Embora Portugal se tenha aproximado dos níveis de vida existentes
nos demais países europeus, nestes últimos anos a tendência para a
redução dessa diferença abrandou e a posição de regiões como o
Alentejo, o Centro e o Norte, nomeadamente, piorou em
comparação com as médias comunitárias.
Com a integração na política agrícola comum, o reforço da
agricultura portuguesa passa a estar mais dependente da
modernização das estruturas de produção e dos canais de
comercialização, principalmente em benefício de alguns sectores
cruciais, tais como os do vinho, dos frutos e dos produtos hortícolas.

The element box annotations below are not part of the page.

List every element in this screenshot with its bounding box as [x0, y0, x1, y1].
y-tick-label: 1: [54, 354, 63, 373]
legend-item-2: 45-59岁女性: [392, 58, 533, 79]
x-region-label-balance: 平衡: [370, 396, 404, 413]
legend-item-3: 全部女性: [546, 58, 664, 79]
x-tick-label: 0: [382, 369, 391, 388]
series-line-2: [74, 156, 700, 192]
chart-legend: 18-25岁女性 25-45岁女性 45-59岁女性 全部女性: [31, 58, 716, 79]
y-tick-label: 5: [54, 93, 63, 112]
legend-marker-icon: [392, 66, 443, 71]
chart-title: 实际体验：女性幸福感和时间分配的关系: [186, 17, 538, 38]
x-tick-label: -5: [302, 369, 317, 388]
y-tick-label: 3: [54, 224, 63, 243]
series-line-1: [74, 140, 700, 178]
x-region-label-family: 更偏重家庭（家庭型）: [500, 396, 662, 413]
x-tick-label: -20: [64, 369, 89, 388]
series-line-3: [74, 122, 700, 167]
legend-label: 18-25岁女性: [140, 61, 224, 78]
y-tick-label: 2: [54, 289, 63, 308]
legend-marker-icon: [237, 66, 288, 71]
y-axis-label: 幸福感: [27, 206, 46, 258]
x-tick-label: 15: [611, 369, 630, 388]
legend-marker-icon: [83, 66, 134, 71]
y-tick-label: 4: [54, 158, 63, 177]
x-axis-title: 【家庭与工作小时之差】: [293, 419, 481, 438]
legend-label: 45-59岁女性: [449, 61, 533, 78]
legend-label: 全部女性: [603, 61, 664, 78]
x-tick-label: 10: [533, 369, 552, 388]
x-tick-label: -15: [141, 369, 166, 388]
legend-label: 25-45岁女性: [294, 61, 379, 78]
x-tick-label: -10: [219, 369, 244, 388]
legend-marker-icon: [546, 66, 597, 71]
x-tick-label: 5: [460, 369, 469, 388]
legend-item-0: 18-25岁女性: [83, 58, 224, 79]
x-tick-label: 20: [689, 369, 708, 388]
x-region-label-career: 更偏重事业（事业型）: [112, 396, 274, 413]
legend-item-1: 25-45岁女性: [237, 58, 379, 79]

Deste modo, para poder ser competitiva e possibilitar que o Alentejo
se mantenha vivo, a agricultura nacional tem obrigatoriamente que se
modernizar, para que, no futuro, ainda seja possível a existência de
uma sociedade rural.
Com todas estas mudanças, ser proprietário de terras deixou de
ter a importância que teve no passado, por isso, a posse da terra é um
factor cada vez menos influente nas relações sociais hoje existentes no
Alentejo, facto que é incontestável na sociedade onde vivemos.
Sobre a reforma agrária, quando se olha para os
acontecimentos de há 30 anos nesta região, pode hoje afirmar-se que
apenas resta a ‘Utopia’ cantada por José Afonso: “toma o fruto da
terra / é teu a ti o deves / lança o teu desafio”.